Despite criticisms emanating from both sides, it will be difficult to argue that New Zealand has skipped on the amount of time it’s dedicated to the Megaupload case.
Hundreds of hours of legal resources have been expended since the fateful raid on Kim Dotcom’s mansion in 2012 and with 2016 just a few short weeks away, it will soon be determined whether the Internet entrepreneur will be shipped to the United States.
That decision now lies with Judge Nevin Dawson, who today listened to the closing submissions in an extradition hearing that has lasted (some say dragged on) for 10 long weeks after being scheduled for just four.
Both sides have demonstrated only one common ground – each feels they have a solid case and that the other is dead wrong.
Prosecutors acting for the United States say that Megaupload was business built from the ground up for illegal purposes. They argue that Dotcom and fellow defendants Mathias Ortmann, Finn Batato and Bram van der Kolk knew that their users were breaching copyright and even financially rewarded those who infringed the most.
Rather than removing content as the law requires, Megaupload merely removed the links, leaving content intact so that it could live to infringe another day, the U.S. claims. Communications between some of the company’s executives only served to underline the above, with admissions that Megaupload was profiting from 90% infringing files.
The former Megaupload operators see things very differently. From day one they have argued that their Internet business was a legitimate cloud storage service, originally setup to overcome the limitations of sending files via email.
Megaupload was not dissimilar to Dropbox, Dotcom et al argued, and had deals with copyright holders so that any content they wanted removed could be taken down in a timely fashion.
“Not only did Megaupload achieve 99.999% takedown compliance, numerous emails from major content owners thanked us for our compliance,” Dotcom reiterated today.
But despite complying with the laws of the land, Dotcom says that Megaupload was cut down in its prime by an aggressive and malicious U.S. government who from the very beginning has been doing Hollywood’s bidding. Those same authorities closed down his site, seized his funds and then denied him access to a fair trial.

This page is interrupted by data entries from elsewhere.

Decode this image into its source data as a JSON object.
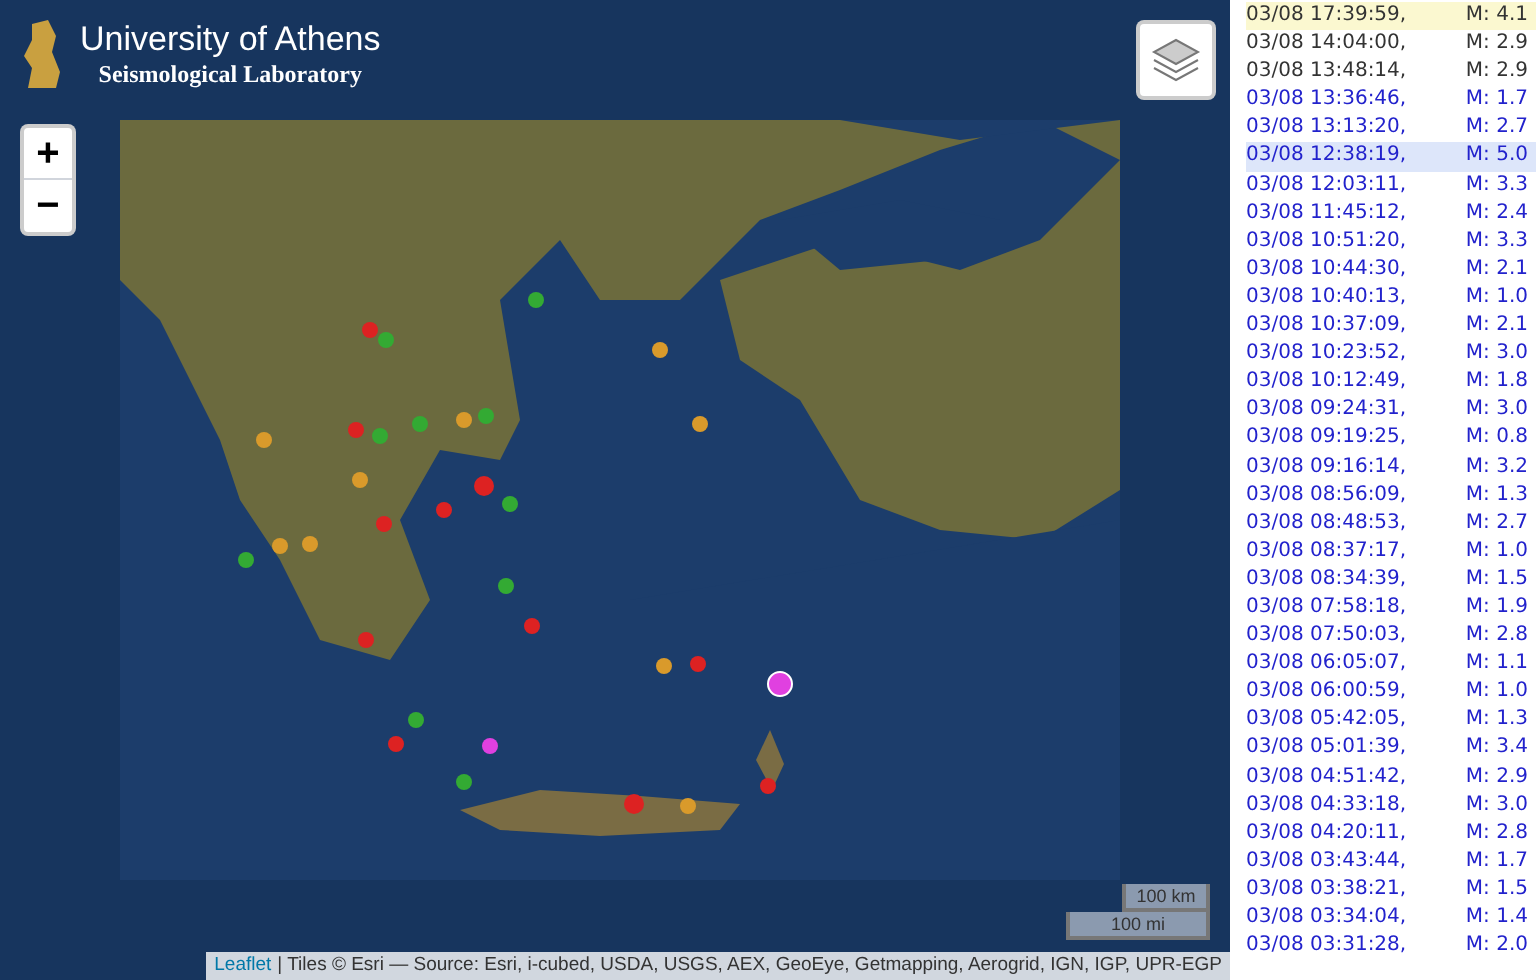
{
  "logo": {
    "title": "University of Athens",
    "subtitle": "Seismological Laboratory"
  },
  "zoom": {
    "in": "+",
    "out": "−"
  },
  "scale": {
    "km": "100 km",
    "mi": "100 mi"
  },
  "attribution": {
    "link": "Leaflet",
    "text": "| Tiles © Esri — Source: Esri, i-cubed, USDA, USGS, AEX, GeoEye, Getmapping, Aerogrid, IGN, IGP, UPR-EGP"
  },
  "events": [
    {
      "time": "03/08 17:39:59,",
      "mag": "M: 4.1",
      "kind": "latest",
      "selected": false
    },
    {
      "time": "03/08 14:04:00,",
      "mag": "M: 2.9",
      "kind": "recent",
      "selected": false
    },
    {
      "time": "03/08 13:48:14,",
      "mag": "M: 2.9",
      "kind": "recent",
      "selected": false
    },
    {
      "time": "03/08 13:36:46,",
      "mag": "M: 1.7",
      "kind": "older",
      "selected": false
    },
    {
      "time": "03/08 13:13:20,",
      "mag": "M: 2.7",
      "kind": "older",
      "selected": false
    },
    {
      "time": "03/08 12:38:19,",
      "mag": "M: 5.0",
      "kind": "older",
      "selected": true
    },
    {
      "time": "03/08 12:03:11,",
      "mag": "M: 3.3",
      "kind": "older",
      "selected": false
    },
    {
      "time": "03/08 11:45:12,",
      "mag": "M: 2.4",
      "kind": "older",
      "selected": false
    },
    {
      "time": "03/08 10:51:20,",
      "mag": "M: 3.3",
      "kind": "older",
      "selected": false
    },
    {
      "time": "03/08 10:44:30,",
      "mag": "M: 2.1",
      "kind": "older",
      "selected": false
    },
    {
      "time": "03/08 10:40:13,",
      "mag": "M: 1.0",
      "kind": "older",
      "selected": false
    },
    {
      "time": "03/08 10:37:09,",
      "mag": "M: 2.1",
      "kind": "older",
      "selected": false
    },
    {
      "time": "03/08 10:23:52,",
      "mag": "M: 3.0",
      "kind": "older",
      "selected": false
    },
    {
      "time": "03/08 10:12:49,",
      "mag": "M: 1.8",
      "kind": "older",
      "selected": false
    },
    {
      "time": "03/08 09:24:31,",
      "mag": "M: 3.0",
      "kind": "older",
      "selected": false
    },
    {
      "time": "03/08 09:19:25,",
      "mag": "M: 0.8",
      "kind": "older",
      "selected": false
    },
    {
      "time": "03/08 09:16:14,",
      "mag": "M: 3.2",
      "kind": "older",
      "selected": false
    },
    {
      "time": "03/08 08:56:09,",
      "mag": "M: 1.3",
      "kind": "older",
      "selected": false
    },
    {
      "time": "03/08 08:48:53,",
      "mag": "M: 2.7",
      "kind": "older",
      "selected": false
    },
    {
      "time": "03/08 08:37:17,",
      "mag": "M: 1.0",
      "kind": "older",
      "selected": false
    },
    {
      "time": "03/08 08:34:39,",
      "mag": "M: 1.5",
      "kind": "older",
      "selected": false
    },
    {
      "time": "03/08 07:58:18,",
      "mag": "M: 1.9",
      "kind": "older",
      "selected": false
    },
    {
      "time": "03/08 07:50:03,",
      "mag": "M: 2.8",
      "kind": "older",
      "selected": false
    },
    {
      "time": "03/08 06:05:07,",
      "mag": "M: 1.1",
      "kind": "older",
      "selected": false
    },
    {
      "time": "03/08 06:00:59,",
      "mag": "M: 1.0",
      "kind": "older",
      "selected": false
    },
    {
      "time": "03/08 05:42:05,",
      "mag": "M: 1.3",
      "kind": "older",
      "selected": false
    },
    {
      "time": "03/08 05:01:39,",
      "mag": "M: 3.4",
      "kind": "older",
      "selected": false
    },
    {
      "time": "03/08 04:51:42,",
      "mag": "M: 2.9",
      "kind": "older",
      "selected": false
    },
    {
      "time": "03/08 04:33:18,",
      "mag": "M: 3.0",
      "kind": "older",
      "selected": false
    },
    {
      "time": "03/08 04:20:11,",
      "mag": "M: 2.8",
      "kind": "older",
      "selected": false
    },
    {
      "time": "03/08 03:43:44,",
      "mag": "M: 1.7",
      "kind": "older",
      "selected": false
    },
    {
      "time": "03/08 03:38:21,",
      "mag": "M: 1.5",
      "kind": "older",
      "selected": false
    },
    {
      "time": "03/08 03:34:04,",
      "mag": "M: 1.4",
      "kind": "older",
      "selected": false
    },
    {
      "time": "03/08 03:31:28,",
      "mag": "M: 2.0",
      "kind": "older",
      "selected": false
    }
  ]
}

“My defense team has shown how utterly unreliable, malicious and unethical the U.S. case against me is. They have exposed a dirty ugly bully,” Dotcom said this morning.
But allegations of dirty tricks aside, Dotcom and his former associates insist that the very basis of the U.S. case falls on stony ground, that the copyright infringement charges on which all of the other charges are based simply aren’t extraditable offenses. In any event, Internet service providers such as Megaupload can’t be prosecuted for their users’ crimes, they say.
Nevertheless, the reality remains. Dotcom and his former Megaupload operators face charges of copyright infringement, conspiracy, money laundering and racketeering in the United States and after putting up a colossal battle, U.S. prosecutors aren’t likely to be backing down anytime soon.
But for now the fate of the now famous quartet lies in the hands of Judge Nevin Dawson, the man who has sat patiently – sometimes less so – through ten weeks of hearings and hundreds of pages of submissions from both sides in this epic war of words.
“The 10 week extradition hearing has ended. My life is in the hands of Judge Nevin Dawson. He was the Judge who granted me bail. There’s hope!” Dotcom said after the hearing ended today.
When Judge Dawson will deliver his final decision is unclear, but when he does so it will be to an open court in the presence of men facing decades of jail time in the United States.
It will be an agonized wait for both sides but history shows us that no matter which side loses, neither will easily accept defeat. This show is definitely not over yet.